Thursday, April 21, 2011

Deceiving yourself in Scala

I found a cool way to trip myself in Scala today. This is what I meant:
private val lockByKey = new java.util.concurrent.ConcurrentHashMap[Any, Object]
...
locks.get(key)
This is what I actually typed:
private def lockByKey = new java.util.concurrent.ConcurrentHashMap[Any, Object]
...
locks.get(key)
Because I put 'def lockByKey' instead of 'val lockByKey' I created myself a function that creates a new ConcurrentHashMap every time it gets called instead of a single instance. Scala allows leaving out brackets in many cases so code like lockByKey.get(...) compiled fine, but as every access was creating a new map things didn't work entirely correctly.

Thankfully unit tests of basic functionality (eg ability to get the same value back twice) caught that something was awry and I was able to identfy that I had cleverly created a factory function rather than a static instance.
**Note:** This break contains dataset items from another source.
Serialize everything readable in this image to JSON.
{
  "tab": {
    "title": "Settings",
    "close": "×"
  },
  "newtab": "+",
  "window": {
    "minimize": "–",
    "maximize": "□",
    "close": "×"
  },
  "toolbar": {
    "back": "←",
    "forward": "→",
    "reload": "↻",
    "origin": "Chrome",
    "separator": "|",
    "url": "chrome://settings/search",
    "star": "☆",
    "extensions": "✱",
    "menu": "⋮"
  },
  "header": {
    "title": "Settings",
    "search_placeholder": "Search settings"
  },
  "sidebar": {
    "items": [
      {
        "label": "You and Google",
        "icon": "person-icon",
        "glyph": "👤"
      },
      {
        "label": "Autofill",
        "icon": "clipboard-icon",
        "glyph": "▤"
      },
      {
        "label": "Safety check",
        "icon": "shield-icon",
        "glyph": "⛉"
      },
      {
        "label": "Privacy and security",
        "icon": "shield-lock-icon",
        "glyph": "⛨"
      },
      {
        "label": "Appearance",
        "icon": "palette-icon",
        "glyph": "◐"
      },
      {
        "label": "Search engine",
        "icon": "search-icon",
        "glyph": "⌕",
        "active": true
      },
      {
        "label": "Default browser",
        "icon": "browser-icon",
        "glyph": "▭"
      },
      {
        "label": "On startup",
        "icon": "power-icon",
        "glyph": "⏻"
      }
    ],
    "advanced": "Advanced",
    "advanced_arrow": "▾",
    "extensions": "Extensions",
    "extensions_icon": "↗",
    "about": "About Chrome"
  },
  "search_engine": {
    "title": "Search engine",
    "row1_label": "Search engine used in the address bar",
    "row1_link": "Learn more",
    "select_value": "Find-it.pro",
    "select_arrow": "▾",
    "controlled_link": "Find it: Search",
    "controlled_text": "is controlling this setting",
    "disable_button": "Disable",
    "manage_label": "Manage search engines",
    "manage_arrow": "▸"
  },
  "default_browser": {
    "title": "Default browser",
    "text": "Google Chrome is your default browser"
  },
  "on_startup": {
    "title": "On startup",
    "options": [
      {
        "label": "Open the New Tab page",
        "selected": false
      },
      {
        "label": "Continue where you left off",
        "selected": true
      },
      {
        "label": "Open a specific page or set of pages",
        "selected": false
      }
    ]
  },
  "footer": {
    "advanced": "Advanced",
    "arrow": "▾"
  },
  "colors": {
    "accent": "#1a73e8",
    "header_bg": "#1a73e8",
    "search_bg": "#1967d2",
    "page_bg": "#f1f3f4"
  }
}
Thank god for unit tests ;)

Dynamic lock allocation

Suppose you had some code that manipulated things in the filesystem and you wanted to ensure only one thread worked on any given file at a time. Various parts of the code may construct a File object and they then desire to synchronize access to it. However, each part of the code may have a different instance of the File so while the instances are equal (.equals would return true in Java) they are not the same instance (== would not return true in Java. Visually:
We could just declare a lock and synchronize on that, but that means that regardless of how many different resources we have only one thread can use any of them. It would be handy if we could say (pseudo-code):

val resource = new SomeResourceOrOther("""blah""")
   val lock = lockFor(resource )
   lock synchronized {
      //do stuff w/exclusive access to resource
   }

By acquiring a different lock for each resource we ensure optimal concurrency. This is somewhat similar to how structures like java.util.concurrent.ConcurrentHashMap partition their data into many segments and allocate a key per segement, thus potentially allowing as many threads as there are segments to safely operate on the data structure concurrently. We can build such a structure fairly easily:

object Locks {
 private val lockByKey = new java.util.concurrent.ConcurrentHashMap[Any, Object] 
 @tailrec
 def lockFor(key: Any): Object = {
  val lock = lockByKey.get(key)
  if (lock == null) {
   lockByKey.putIfAbsent(key, new Object())
   lockFor(key)
  } else {
   lock
  }
 }

...

class ConsumerOfLocks {
 val resource = new String("Maybe its a string?") //contrived means of insuring different instance!
 Locks.lockFor(resource) synchronized {
  //wherein I have exclusive access to resource
 }
}


Obviously the resource could be a file/directory or just about anything else. This structure can be particularly useful if you have multiple dynamic local resources you want to synchronize access to. If you move to a lock that is distributed in some manner then the same structure works across multiple nodes. For example, I have used a logically similar structure to ensure that only one node runs a given batch process.

This structure works best if the same set of resources are used consistently. If over time we are continually creating and locking new resources then we have to introduce additional complexity to ensure the lock map doesn't simply grow forever.

Source samples are for Scala 2.8.1.